When you prepare food:

  • Use onions, garlic, herbs, spices, citrus juices and vinegars in place of some or all of the salt to add flavor to foods.
  • Drain and rinse canned beans (like chickpeas, kidney beans, etc.) and vegetables — this can cut the sodium by up to 40%.
  • Combine lower-sodium versions of food with regular versions. If you don’t like the taste of lower-sodium foods right now, try combining them in equal parts with a regular version of the same food. You’ll get less salt and probably won’t notice much difference in taste. This works especially well for broths, soups and tomato-based pasta sauces.
  • Cook pasta, rice, and hot cereal without salt. You’re likely going to add other flavorful ingredients to these foods, so you won’t miss the salt.
  • Cook by grilling, braising, roasting, searing and sautéing to bring out the natural flavors in foods — that will reduce the need to add salt.
  • Incorporate foods with potassium, like sweet potatoes, potatoes, greens, tomatoes and lower-sodium tomato sauce, white beans, kidney beans, nonfat yogurt, oranges, bananas and cantaloupe. Potassium helps counter the effects of sodium and may help lower your blood pressure.

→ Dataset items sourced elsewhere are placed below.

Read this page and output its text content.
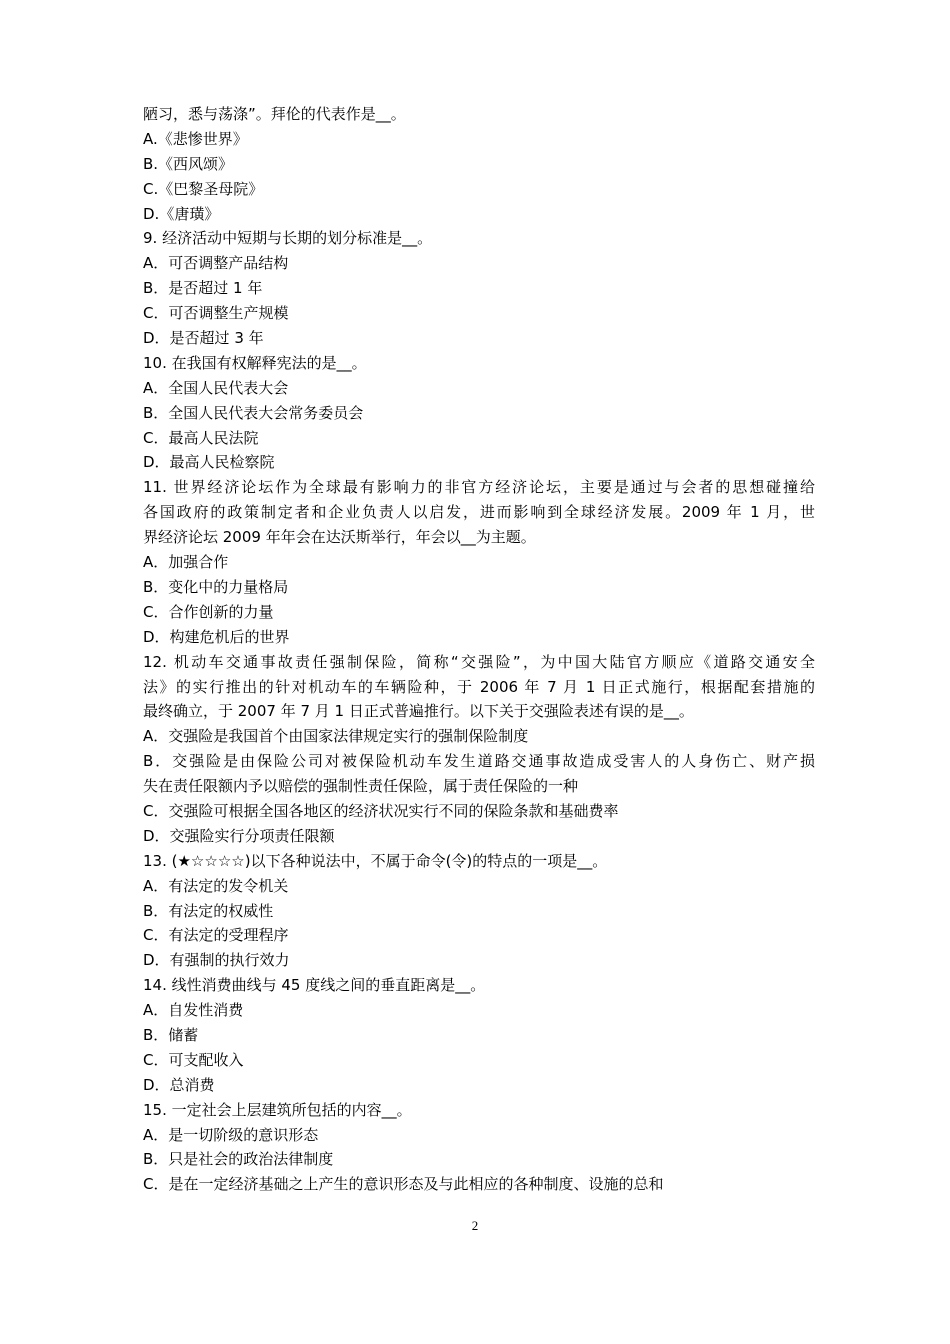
陋习，悉与荡涤”。拜伦的代表作是__。
A.《悲惨世界》
B.《西风颂》
C.《巴黎圣母院》
D.《唐璜》
9. 经济活动中短期与长期的划分标准是__。
A．可否调整产品结构
B．是否超过 1 年
C．可否调整生产规模
D．是否超过 3 年
10. 在我国有权解释宪法的是__。
A．全国人民代表大会
B．全国人民代表大会常务委员会
C．最高人民法院
D．最高人民检察院
11. 世界经济论坛作为全球最有影响力的非官方经济论坛，主要是通过与会者的思想碰撞给
各国政府的政策制定者和企业负责人以启发，进而影响到全球经济发展。2009 年 1 月，世
界经济论坛 2009 年年会在达沃斯举行，年会以__为主题。
A．加强合作
B．变化中的力量格局
C．合作创新的力量
D．构建危机后的世界
12. 机动车交通事故责任强制保险，简称“交强险”，为中国大陆官方顺应《道路交通安全
法》的实行推出的针对机动车的车辆险种，于 2006 年 7 月 1 日正式施行，根据配套措施的
最终确立，于 2007 年 7 月 1 日正式普遍推行。以下关于交强险表述有误的是__。
A．交强险是我国首个由国家法律规定实行的强制保险制度
B．交强险是由保险公司对被保险机动车发生道路交通事故造成受害人的人身伤亡、财产损
失在责任限额内予以赔偿的强制性责任保险，属于责任保险的一种
C．交强险可根据全国各地区的经济状况实行不同的保险条款和基础费率
D．交强险实行分项责任限额
13. (★☆☆☆☆)以下各种说法中，不属于命令(令)的特点的一项是__。
A．有法定的发令机关
B．有法定的权威性
C．有法定的受理程序
D．有强制的执行效力
14. 线性消费曲线与 45 度线之间的垂直距离是__。
A．自发性消费
B．储蓄
C．可支配收入
D．总消费
15. 一定社会上层建筑所包括的内容__。
A．是一切阶级的意识形态
B．只是社会的政治法律制度
C．是在一定经济基础之上产生的意识形态及与此相应的各种制度、设施的总和
2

When you eat at a restaurant:

  • Specify how you want your food prepared. Ask for your dish to be made without extra salt.
  • Taste your food before adding salt. If you think it needs a boost of flavor, add freshly ground black pepper or a squeeze of fresh lemon or lime and test it again before adding salt. Lemon and pepper are especially good on fish, chicken and vegetables.
  • Watch out for foods described using the words pickled, brined, barbecued, cured, smoked, broth, au jus, soy sauce, miso or teriyaki sauce. These tend to be high in sodium. Foods that are steamed, baked, grilled, poached or roasted may have less sodium.
  • Control portion sizes. When you cut calories, you usually cut the sodium too. Ask if smaller portions are available or share the meal with a friend. Or, ask for a to-go box when you order and place half the meal in the box to eat later.
  • Ask about the sodium content of the menu items. A new law requires chain restaurants with 20 or more locations to provide nutrition information, including sodium content, to customers upon request.


In December 2015, the AHA launched a campaign encouraging people to kick their salt habit in just 21 days. It's never too late to get started. Talk to your doctor or pharmacist and prepare to transform your taste buds, learn to enjoy foods with more moderate levels of sodium and feel less bloated. What's not to love? We're all counting on you.